While there are many redeeming aspects of surf culture, it would be naive to pretend that it did not have a darker side. The polluted waters of drugs, partying, hedonism, and immodesty come readily to mind. As Christian surfers you are called to be the “light of the world” (Matthew 5:14). As unofficial ambassadors of Aloha, I implore you to stand up for truth, for the right to life, and to be the hands and feet of Christ in a world that needs to hear the Good News. Powerful currents want to drown the truth, but you, with the help of God, are called to help us all rise above the waves and move according to God’s plan.
If you have drifted away from living the Catholic faith, remember that our Heavenly Father is waiting with outstretched arms, seeking to heal and transform you through the Sacrament of Penance (John 20:23) and the Eucharist (John 6). A short drive to your local parish is all that it takes to reconcile with God through a sincere confession.
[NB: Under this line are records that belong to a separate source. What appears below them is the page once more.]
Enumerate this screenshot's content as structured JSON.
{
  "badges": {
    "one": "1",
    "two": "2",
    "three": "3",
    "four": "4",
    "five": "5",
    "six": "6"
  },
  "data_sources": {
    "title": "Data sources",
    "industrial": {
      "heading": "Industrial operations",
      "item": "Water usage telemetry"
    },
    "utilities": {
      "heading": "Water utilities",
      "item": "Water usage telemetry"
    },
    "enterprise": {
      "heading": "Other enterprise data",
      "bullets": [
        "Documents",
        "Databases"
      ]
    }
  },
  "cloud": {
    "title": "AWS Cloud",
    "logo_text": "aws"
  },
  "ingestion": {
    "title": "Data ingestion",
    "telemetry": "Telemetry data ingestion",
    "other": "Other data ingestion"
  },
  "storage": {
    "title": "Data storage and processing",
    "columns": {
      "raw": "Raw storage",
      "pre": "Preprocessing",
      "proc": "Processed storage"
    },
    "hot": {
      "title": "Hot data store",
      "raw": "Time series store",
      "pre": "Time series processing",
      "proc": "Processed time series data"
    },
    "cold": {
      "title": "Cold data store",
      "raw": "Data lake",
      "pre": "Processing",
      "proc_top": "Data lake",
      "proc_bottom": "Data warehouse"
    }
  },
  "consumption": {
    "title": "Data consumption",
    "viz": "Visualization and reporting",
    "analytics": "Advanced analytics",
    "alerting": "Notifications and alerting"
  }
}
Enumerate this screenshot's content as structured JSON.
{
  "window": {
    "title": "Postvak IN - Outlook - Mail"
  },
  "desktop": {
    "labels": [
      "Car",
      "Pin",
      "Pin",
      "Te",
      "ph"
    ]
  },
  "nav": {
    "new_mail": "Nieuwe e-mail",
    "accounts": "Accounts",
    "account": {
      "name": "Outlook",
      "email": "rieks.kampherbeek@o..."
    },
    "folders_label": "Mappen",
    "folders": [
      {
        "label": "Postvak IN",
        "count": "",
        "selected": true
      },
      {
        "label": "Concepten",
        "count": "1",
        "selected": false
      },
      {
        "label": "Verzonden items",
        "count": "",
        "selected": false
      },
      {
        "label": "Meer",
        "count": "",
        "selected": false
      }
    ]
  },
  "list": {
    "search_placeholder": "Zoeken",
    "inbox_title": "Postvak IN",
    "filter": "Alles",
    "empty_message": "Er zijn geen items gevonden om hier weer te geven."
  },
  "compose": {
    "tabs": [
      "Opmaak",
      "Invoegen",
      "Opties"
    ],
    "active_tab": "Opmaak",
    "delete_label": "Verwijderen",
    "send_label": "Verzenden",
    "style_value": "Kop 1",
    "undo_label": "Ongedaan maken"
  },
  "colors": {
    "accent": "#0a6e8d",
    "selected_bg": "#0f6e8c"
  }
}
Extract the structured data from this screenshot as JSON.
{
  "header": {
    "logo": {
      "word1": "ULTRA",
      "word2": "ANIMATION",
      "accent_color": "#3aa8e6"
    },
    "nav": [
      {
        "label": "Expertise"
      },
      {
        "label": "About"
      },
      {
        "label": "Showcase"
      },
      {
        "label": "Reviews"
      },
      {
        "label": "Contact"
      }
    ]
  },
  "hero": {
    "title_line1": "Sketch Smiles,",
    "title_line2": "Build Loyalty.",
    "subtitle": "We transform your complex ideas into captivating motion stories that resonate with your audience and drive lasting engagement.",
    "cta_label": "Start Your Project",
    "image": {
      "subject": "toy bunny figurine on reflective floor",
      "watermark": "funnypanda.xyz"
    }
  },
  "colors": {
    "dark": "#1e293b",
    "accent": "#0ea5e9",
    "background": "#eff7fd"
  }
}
Just like surfing, progression in the spiritual life involves commitment and escaping our comfort zone.
To our fellow brothers and sisters in Christ who are separated from the Catholic Church: You may be surprised to find that early Christian writings (such as Ignatius, Clement, Irenaeus and the Didache) contain what Catholics believe today. Unity with the Church, which Sacred Scripture describes as the ‘pillar and foundation of the truth’ [1 Timothy 3:15 NAB] is vital in building the Kingdom of God and a culture of life.
May Mary, Star of the Sea and our spiritual mother (John 19:27), be a shining example of faithfulness to God and a sure guide through the stormy waters of our earthly pilgrimage.
Sincerely yours in Christ,
Most Reverend Larry Silva
Bishop of Honolulu January 5, 2013
[Note: I am grateful to Richard Sellwood of Australia for his contributions to this letter.]